Op de dag van het overlijden van Paus Franciscus waren wij, hoe toepasselijk, in Châteauneuf-du-Pape. Het dorpje is wereldberoemd om zijn wijnen, maar gold in de 14de eeuw als buitenverblijf van de paus die uit veiligheid een periode van ongeveer zeventig jaar in Avignon zetelde. Van het buitenverblijf staan tegenwoordig alleen nog een paar buitenmuren overeind. De wijnbouw staat echter sinds de pauselijke aanwezigheid nog steeds als een huis.
De reden? Châteauneuf geldt als de eerste AOC van Frankrijk. In 1936 beschreef men nauwkeurig welke druivensoorten mochten worden gebruikt, hoeveel druivenstokken per ha mochten worden aangeplant, welke gebieden tot de AOC behoorden, etc. Dit alles met als doel de kwaliteit van de wijn te garanderen. Een voor die tijd vooruitstrevende aanpak die tot op de dag van vandaag dit beroemde dorp zijn faam geeft.
Tijdens ons bezoek afgelopen april hadden we onze intrek genomen bij Danièle Raulet-Reynaud, een beroemde Franse meestersommelier en wijndocente, die veel zendingswerk heeft verricht in China en Japan als het op wijneducatie aankomt. Na een dinsdag die volgepland stond met afspraken bij wijnboeren over import en douanepapieren, had Danièle een mooie verrassing voor ons in petto: een proeverij, of beter, een masterclass, bij Jean Claude van Domaine du Banneret, gesticht in het respectabele jaar 1405. Domaine du Banneret omvat een kleine wijnmakerij midden in het dorpje, met voor Rhônebegrippen een eveneens kleine wijngaard van 5 ha. verdeeld over zeven wijngaarden.

Jean Claude had zijn sporen verdiend als architect. Maar toen er in de familie geen opvolging dreigde, besloot hij het roer om te gooien. Hij werd wijnboer. Hoongelach van collega’s viel hem te beurt, zoals dat zo vaak gaat. Maar hij liet zich niet van de wijs brengen. En zoals hij in zijn gedachten mooie gebouwen schetste, zo gaf hij ook zijn wijnen vorm. Elk jaar één rode en één witte. Meer niet. Het fundament waren mooie rijpe druiven vol fruittonen. Het cement frisse zuren en tannines die subtiel alles bij elkaar hielden. De afwerking zat in de houtlagering, waarbij gebruikte vaten zorgden voor elegantie en ingetogenheid. Eigenlijk zoals de maker zelf. Maar in bescheidenheid toonden de wijnen zich van uitzonderlijke klasse. Het is dan ook niet voor niks dat hij in de sterrenrestaurants van Frankrijk wordt geschonken. De witte Châteauneuf subtiel, complex, ingetogen met on-zuidelijke frisse zuren. De rode Châteauneuf kruidig, rijk en elegant als een Pinot Noir uit de Bourgogne.

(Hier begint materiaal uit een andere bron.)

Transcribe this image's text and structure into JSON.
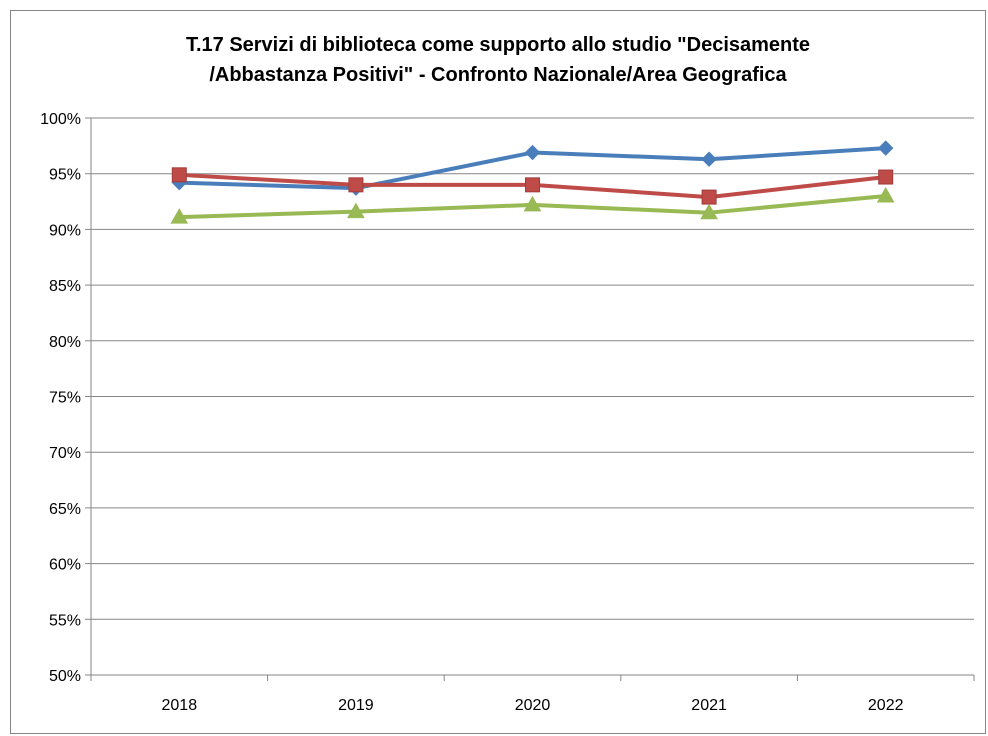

Met iedere oudere jaargang die we proefden, werd de wijn complexer, alsof we bladzijden uit het dagboek van Jean Claude mochten lezen. Bijna achteloos maakte hij voor ons een proefmonster van de jaargang 2023 die nu op tank en vat lag. Een overheerlijke wijn. Mooi op dronk, maar met een prachtig bewaarpotentieel. We waren sprakeloos. Ook degenen in de groep die dat niet snel zijn.

Toen bladerden we terug in het dagboek en kwamen in een inktzwart jaar. 1997. Het jaar dat zijn zoon Jean François kwam te overlijden aan de gevolgen van kanker, 27 jaar jong. Eén vat had hij slechts gemaakt in dat jaar. En nooit verkocht. Bij binnenkomst waren we reeds gekeurd en waardig bevonden. We mochten proeven op voorspraak van Danièle. In de wetenschap dat de wijn inmiddels ouder was dan zijn zoon ooit heeft mogen worden, proefden we gekonfijt fruit, amandelen, hazelnoot, dadels en wat meer… We proefden een wijn die met een gebroken hart was gemaakt. Een hart dat nooit was geheeld.
Toen kwamen de verhalen.. Over hoe hij had gediend bij de Franse commando’s, over Jean François die was afgestudeerd aan de militaire academie, over hoe Danièle ooit was opgeleid tot flight nurse bij het Croix Rouge, over dat wij veteraan waren, over de zorgen van twee tachtig plussers over de wereld van nu en het verdriet van Jean Claude om wat nooit heeft mogen zijn.
Iets zei mij dat zijn dagboek zich sluit op het moment dat hij de laatste slok heeft genomen, het vat uit 1997 leeg is en de levenswijn is gedronken.